You can do it like this with Jello (I am the author):

    jello '[e.commit for e in _ if e.commit.author == "Tom Hudson"]'
Jello let’s you use python syntax with dot notation without the stdin/stdout/json.loads boilerplate.

https://github.com/kellyjonbrazil/jello

This is a non-problem solved by the jq example. Clearly nobody sane writes (or consumes) APIs which sometimes produce array of object, sometimes produce singular objects of the same shape... Or maybe I'm spoiled from using typed languages and cannot see the ingenuity of the python/javascript/other-untyped-hyped-lang api authors that it solves?
> Clearly nobody sane writes (or consumes) APIs which sometimes produce array of object, sometimes produce singular objects of the same shape...

Has nothing to do with arrays, it has to do with the fact that Python dicts with string indexes and Python objects with properties are different things, unlike JS where member and index access are just different ways of accessing object properties.

> Or maybe I'm spoiled from using typed languages and cannot see the ingenuity of the python/javascript/other-untyped-hyped-lang api authors that it solves?

This isn't an untyped thing, this is a JavaScript (and thus JSON) and Python have type systems (even if they usually don't statically declare them) and those type systems and thus the syntax around objects are different between the two.

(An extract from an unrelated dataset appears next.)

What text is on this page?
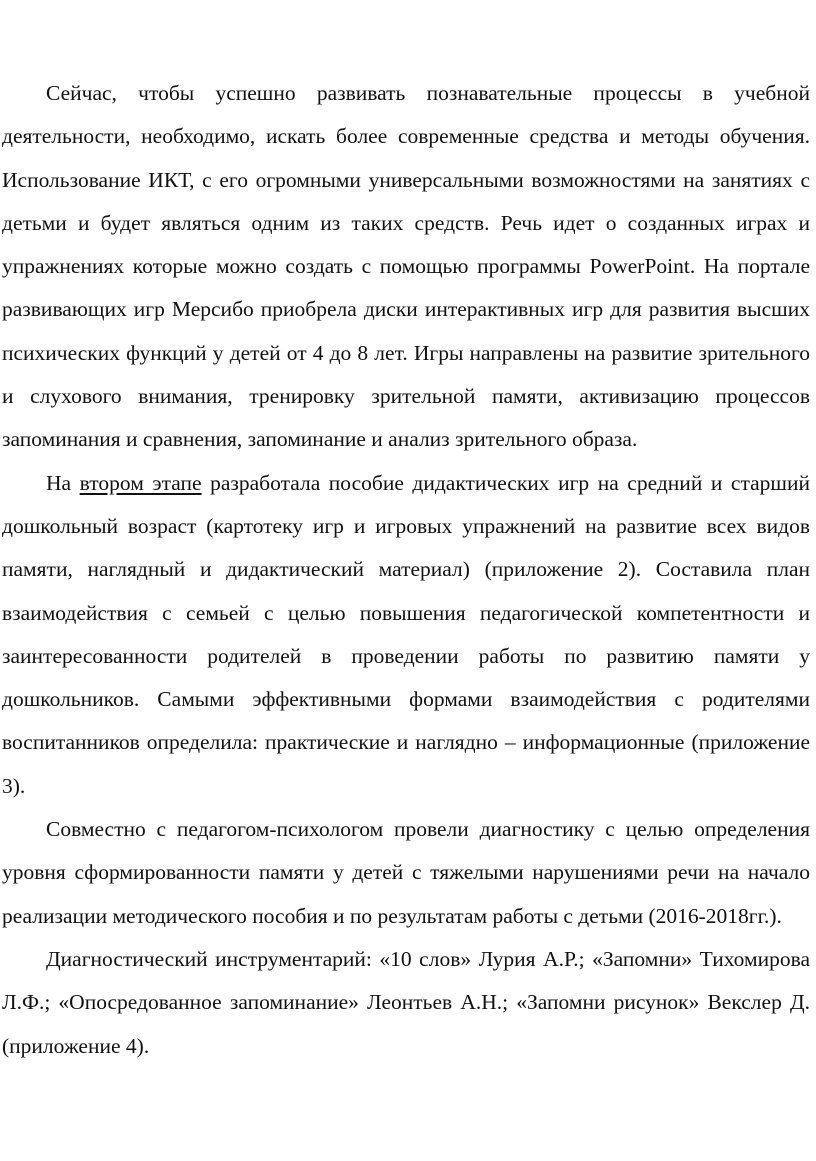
Сейчас, чтобы успешно развивать познавательные процессы в учебной деятельности, необходимо, искать более современные средства и методы обучения. Использование ИКТ, с его огромными универсальными возможностями на занятиях с детьми и будет являться одним из таких средств. Речь идет о созданных играх и упражнениях которые можно создать с помощью программы PowerPoint. На портале развивающих игр Мерсибо приобрела диски интерактивных игр для развития высших психических функций у детей от 4 до 8 лет. Игры направлены на развитие зрительного и слухового внимания, тренировку зрительной памяти, активизацию процессов запоминания и сравнения, запоминание и анализ зрительного образа.

На втором этапе разработала пособие дидактических игр на средний и старший дошкольный возраст (картотеку игр и игровых упражнений на развитие всех видов памяти, наглядный и дидактический материал) (приложение 2). Составила план взаимодействия с семьей с целью повышения педагогической компетентности и заинтересованности родителей в проведении работы по развитию памяти у дошкольников. Самыми эффективными формами взаимодействия с родителями воспитанников определила: практические и наглядно – информационные (приложение 3).

Совместно с педагогом-психологом провели диагностику с целью определения уровня сформированности памяти у детей с тяжелыми нарушениями речи на начало реализации методического пособия и по результатам работы с детьми (2016-2018гг.).

Диагностический инструментарий: «10 слов» Лурия А.Р.; «Запомни» Тихомирова Л.Ф.; «Опосредованное запоминание» Леонтьев А.Н.; «Запомни рисунок» Векслер Д. (приложение 4).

Oops, yep totally. Even more futzy! Think if I was doing this a lot I'd totally pull out one of those "dict wrappers that allow for attr-based access" that lots of projects end up writing for whatever reason
jmespath is your friend for this

    import jmespath
    import json

    doc = json.load(sys.stdin)
    print(jmespath.search("[?commit.author == `Tom Hudson`].commit", doc))
I wish it had won over jq because JMESPath is a spec with multiple implementations and a test suite where jq is... well jq and languages have bindings not independent implementations.
`import jmespath` is a lot like importing jq...

> I wish it had won over jq because JMESPath is a spec with multiple implementations and a test suite where jq is... well jq and languages have bindings not independent implementations.

jq has multiple implementations too! In Go, Rust, Java, and... in jq itself.

So just picking Java https://github.com/eiiches/jackson-jq

> jackson-jq aims to be a compatible jq implementation. However, not every feature is available; some are intentionally omitted because thay are not relevant as a Java library; some may be incomplete, have bugs or are yet to be implemented.

Where JMESPath has fully compliant 1st party implementations in Python, Go, Lua, JS, PHP, Ruby, and Rust and fully compliant 3rd party implementations in C++, Java, .NET, Elixer, and TS.

Having a spec and a test suite means that a all valid JMESPath programs will work and work the same anywhere you use it. I think jq could get there but it doesn't seem to be the project's priority.

Repeating an identifier like this is inelegant, it should be (untested)

  commit|[?author == `Tom Hudson`]
jmespath does look like an interesting thing. Wish it weren't stringly-typed but that is a bit unavoidable.
I've found Ruby much nicer for writing dirty parsing logic like this in a "real" language, it lets you be more terse and "DRY" than Python. Which in bigger software projects doesn't hurt me as much but when I'm primarily trying to write something that otherwise would be well handled by SQL or JQ I found Ruby the better middleground for me.